I come back almost to where I began--to the university and its role and obligations in these circumstances. Remember the words of Ecclesiastes 3:
"To everything there is a season:
a time to keep silence
and a time to speak
a time to love
and a time to loathe
a time of strife
and a time of peace"
The sacred texts tell us that it is human to hate, human to crave revenge, indeed, human to kill. But a university, like a mosque, or a church, or a temple must lift us above our humanness and connect us to our humanity. A university, this university can never condone, no less encourage blind appeals to violence, vengeance, and hate. It must constantly remind the humans who live in it and around it of their humanity. In this world where, for good or ill, we are one, if we are tempted to protest our innocence, to ask, "Why me? What did I do to deserve this?" at those moments, let us recall the pledge and the promise, old as human kind: "I am my brother's keeper"--and, might I add, "my sister's keeper" too?
AUBites and friends, in my office in College Hall I have hung a beautiful example of Arabic calligraphy.
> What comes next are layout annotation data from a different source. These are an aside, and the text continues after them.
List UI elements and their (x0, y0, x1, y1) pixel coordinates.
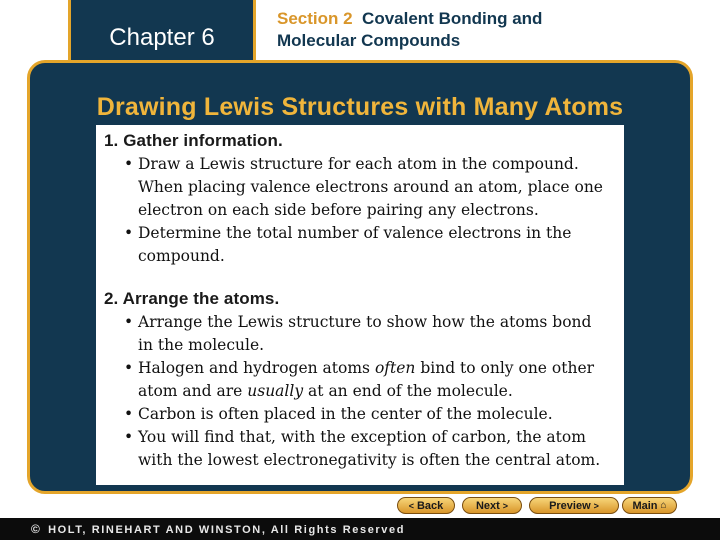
bullet-text: at an end of the molecule. (308, 382, 513, 400)
bullet-item (104, 311, 616, 357)
bullet-text: bind to only one other (420, 359, 595, 377)
main-button[interactable] (622, 497, 677, 514)
bullet-text: electron on each side before pairing any electrons. (138, 201, 539, 219)
section-title-line2: Molecular Compounds (277, 31, 461, 50)
preview-button[interactable] (529, 497, 619, 514)
bullet-item (104, 357, 616, 403)
section-title-line1: Covalent Bonding and (362, 9, 543, 28)
bullet-text: Halogen and hydrogen atoms (138, 359, 370, 377)
bullet-item (104, 426, 616, 472)
bullet-text: atom and are (138, 382, 243, 400)
bullet-text: Carbon is often placed in the center of the molecule. (138, 405, 553, 423)
bullet-text: with the lowest electronegativity is often the central atom. (138, 451, 601, 469)
bullet-item (104, 403, 616, 426)
bullet-text: Arrange the Lewis structure to show how the atoms bond (138, 313, 592, 331)
bullet-text: Determine the total number of valence electrons in the (138, 224, 572, 242)
chevron-right-icon: > (502, 500, 509, 511)
bullet-text: in the molecule. (138, 336, 265, 354)
home-icon: ⌂ (660, 500, 667, 511)
next-button[interactable] (462, 497, 522, 514)
bullet-text: You will find that, with the exception of carbon, the atom (138, 428, 586, 446)
chevron-left-icon: < (408, 500, 414, 511)
footer-text: HOLT, RINEHART AND WINSTON, All Rights Reserved (48, 524, 406, 536)
emphasis-text: usually (247, 382, 304, 400)
chapter-label: Chapter 6 (109, 24, 215, 51)
bullet-item (104, 222, 616, 268)
back-button[interactable] (397, 497, 455, 514)
content-box (96, 125, 624, 485)
bullet-item (104, 153, 616, 222)
preview-label: Preview (549, 499, 591, 512)
step-2-bullets (104, 311, 616, 472)
back-label: Back (416, 499, 444, 512)
step-1-bullets (104, 153, 616, 268)
chevron-right-icon: > (593, 500, 599, 511)
slide-heading: Drawing Lewis Structures with Many Atoms (96, 93, 624, 121)
step-heading-gather: 1. Gather information. (104, 131, 283, 150)
bullet-text: compound. (138, 247, 225, 265)
step-heading-arrange: 2. Arrange the atoms. (104, 289, 280, 308)
main-label: Main (632, 499, 658, 512)
bullet-text: When placing valence electrons around an atom, place one (138, 178, 603, 196)
footer-copyright (31, 522, 405, 536)
step-spacer (104, 268, 616, 289)
bullet-text: Draw a Lewis structure for each atom in the compound. (138, 155, 579, 173)
copyright-icon: © (31, 522, 42, 536)
section-number: Section 2 (277, 9, 353, 28)
emphasis-text: often (374, 359, 416, 377)
next-label: Next (475, 499, 500, 512)
section-title (277, 8, 697, 52)
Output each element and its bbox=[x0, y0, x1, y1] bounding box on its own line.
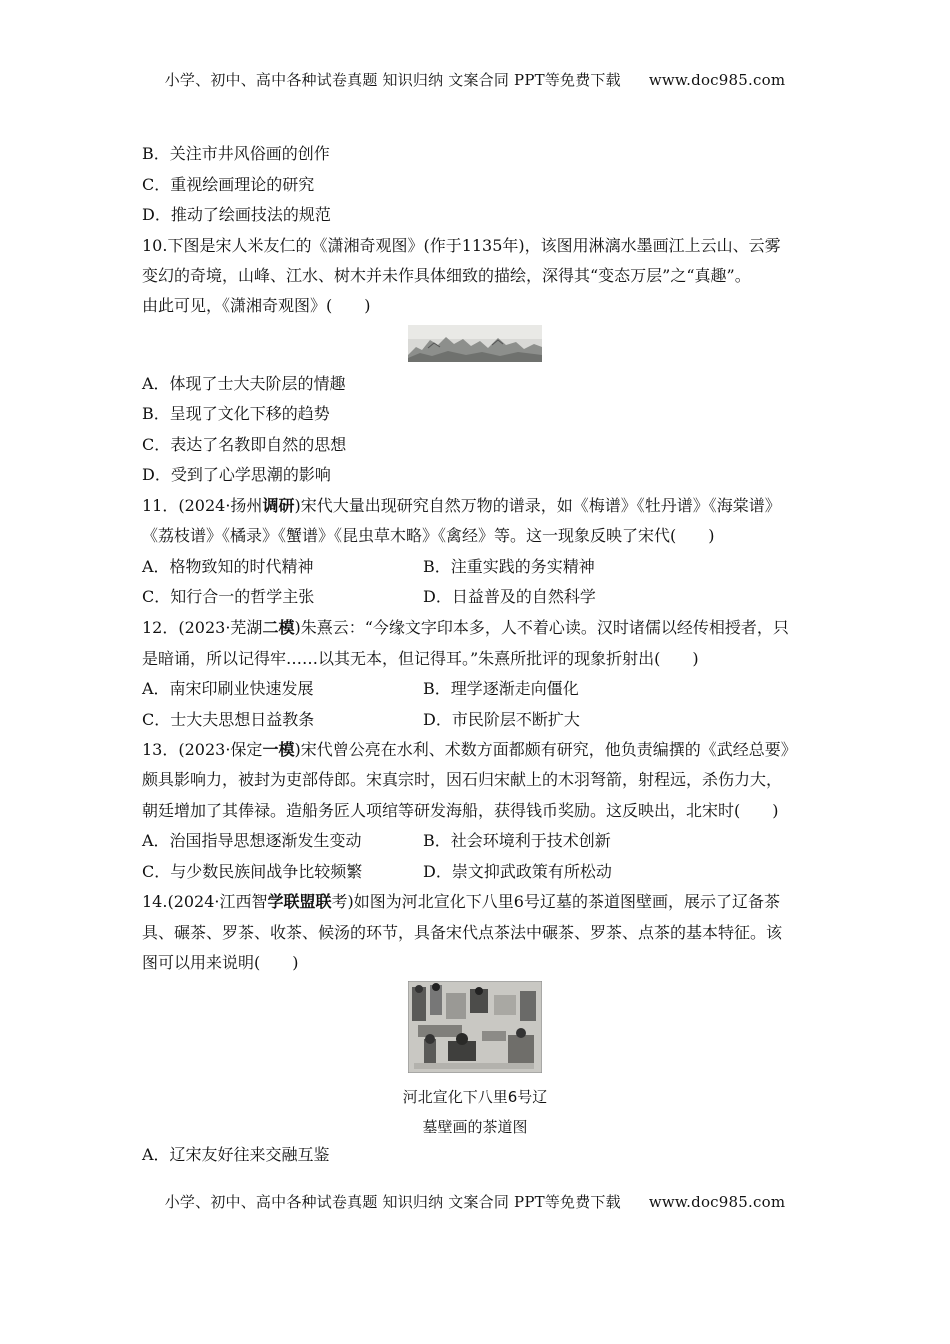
q14-stem-line2: 具、碾茶、罗茶、收茶、候汤的环节，具备宋代点茶法中碾茶、罗茶、点茶的基本特征。该 bbox=[142, 923, 783, 942]
q14-option-a: A．辽宋友好往来交融互鉴 bbox=[142, 1145, 330, 1164]
q13-source-bold: 一模 bbox=[262, 740, 295, 759]
page-header bbox=[0, 69, 950, 90]
q13-option-b: B．社会环境利于技术创新 bbox=[423, 831, 611, 850]
figure-caption-line2: 墓壁画的茶道图 bbox=[422, 1118, 528, 1136]
q14-stem-line1 bbox=[142, 892, 780, 912]
q11-source: (2024·扬州 bbox=[178, 496, 263, 515]
q11-source-bold: 调研 bbox=[262, 496, 295, 515]
q13-stem-line2: 颇具影响力，被封为吏部侍郎。宋真宗时，因石归宋献上的木羽弩箭，射程远，杀伤力大， bbox=[142, 770, 783, 789]
footer-url[interactable]: www.doc985.com bbox=[648, 1193, 786, 1211]
q12-stem-line1 bbox=[142, 618, 789, 638]
q9-option-c: C．重视绘画理论的研究 bbox=[142, 175, 315, 194]
q13-stem-text: )宋代曾公亮在水利、术数方面都颇有研究，他负责编撰的《武经总要》 bbox=[294, 740, 797, 759]
q11-option-c-text: C．知行合一的哲学主张 bbox=[142, 587, 315, 606]
q14-stem-line3: 图可以用来说明( ) bbox=[142, 953, 299, 972]
q12-option-d: D．市民阶层不断扩大 bbox=[423, 710, 580, 729]
q11-number: 11． bbox=[142, 496, 179, 515]
q13-option-a: A．治国指导思想逐渐发生变动 bbox=[142, 831, 362, 850]
q11-option-a-text: A．格物致知的时代精神 bbox=[142, 557, 314, 576]
q12-stem-text: )朱熹云：“今缘文字印本多，人不着心读。汉时诸儒以经传相授者，只 bbox=[294, 618, 789, 637]
q12-source: (2023·芜湖 bbox=[178, 618, 263, 637]
q12-stem-line2: 是暗诵，所以记得牢……以其无本，但记得耳。”朱熹所批评的现象折射出( ) bbox=[142, 649, 699, 668]
q14-source-end: 考) bbox=[331, 892, 354, 911]
q13-option-c: C．与少数民族间战争比较频繁 bbox=[142, 862, 363, 881]
q11-option-d bbox=[423, 587, 596, 607]
q12-option-a: A．南宋印刷业快速发展 bbox=[142, 679, 314, 698]
page-footer bbox=[0, 1191, 950, 1212]
q11-stem-line1 bbox=[142, 496, 781, 516]
q13-stem-line1 bbox=[142, 740, 797, 760]
q12-number: 12． bbox=[142, 618, 179, 637]
q14-source-bold: 学联盟联 bbox=[267, 892, 332, 911]
q9-option-d: D．推动了绘画技法的规范 bbox=[142, 205, 331, 224]
header-text: 小学、初中、高中各种试卷真题 知识归纳 文案合同 PPT等免费下载 bbox=[164, 71, 621, 89]
q11-stem-text: )宋代大量出现研究自然万物的谱录，如《梅谱》《牡丹谱》《海棠谱》 bbox=[294, 496, 781, 515]
q11-option-a bbox=[142, 557, 314, 577]
landscape-painting-image bbox=[408, 325, 542, 362]
q10-stem-line2: 变幻的奇境，山峰、江水、树木并未作具体细致的描绘，深得其“变态万层”之“真趣”。 bbox=[142, 266, 751, 285]
q12-option-b: B．理学逐渐走向僵化 bbox=[423, 679, 579, 698]
q13-number: 13． bbox=[142, 740, 179, 759]
q11-option-b-text: B．注重实践的务实精神 bbox=[423, 557, 595, 576]
q11-option-d-text: D．日益普及的自然科学 bbox=[423, 587, 596, 606]
q11-option-b bbox=[423, 557, 595, 577]
header-url[interactable]: www.doc985.com bbox=[648, 71, 786, 89]
q12-option-c: C．士大夫思想日益教条 bbox=[142, 710, 315, 729]
q13-stem-line3: 朝廷增加了其俸禄。造船务匠人项绾等研发海船，获得钱币奖励。这反映出，北宋时( ) bbox=[142, 801, 779, 820]
q13-option-d: D．崇文抑武政策有所松动 bbox=[423, 862, 612, 881]
q11-stem-line2: 《荔枝谱》《橘录》《蟹谱》《昆虫草木略》《禽经》等。这一现象反映了宋代( ) bbox=[142, 526, 715, 545]
q11-option-c bbox=[142, 587, 314, 607]
q12-source-bold: 二模 bbox=[262, 618, 295, 637]
q10-stem-line1: 10.下图是宋人米友仁的《潇湘奇观图》(作于1135年)，该图用淋漓水墨画江上云山、云雾 bbox=[142, 236, 781, 255]
q14-stem-text: 如图为河北宣化下八里6号辽墓的茶道图壁画，展示了辽备茶 bbox=[353, 892, 780, 911]
q10-stem-line3: 由此可见，《潇湘奇观图》( ) bbox=[142, 296, 371, 315]
q14-number: 14. bbox=[142, 892, 168, 911]
q10-option-a: A．体现了士大夫阶层的情趣 bbox=[142, 374, 346, 393]
footer-text: 小学、初中、高中各种试卷真题 知识归纳 文案合同 PPT等免费下载 bbox=[164, 1193, 621, 1211]
q10-option-c: C．表达了名教即自然的思想 bbox=[142, 435, 347, 454]
q9-option-b: B．关注市井风俗画的创作 bbox=[142, 144, 330, 163]
q10-option-b: B．呈现了文化下移的趋势 bbox=[142, 404, 330, 423]
q13-source: (2023·保定 bbox=[178, 740, 263, 759]
q14-source: (2024·江西智 bbox=[167, 892, 268, 911]
figure-caption-line1: 河北宣化下八里6号辽 bbox=[402, 1088, 548, 1106]
tea-ceremony-mural-image bbox=[408, 981, 542, 1073]
q10-option-d: D．受到了心学思潮的影响 bbox=[142, 465, 331, 484]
It contains a very good piece of advice. It is probably significant that I have hung that piece of advice behind my desk where I do not see it and thus occasionally ignore it. It is from a hadith, attributed to the Prophet, may the peace be upon Him. It says:
According to Abu Huraira, a man said:
"O Prophet of God. Counsel me, but do not heap words upon me lest I forget." The Prophet said, "Do not get angry."
A university is not just a place to make a living. It is not just a place to acquire the skills to make a living. It is a joyful responsibility. Let us step away from our desks and computers and recommit ourselves to that lofty task.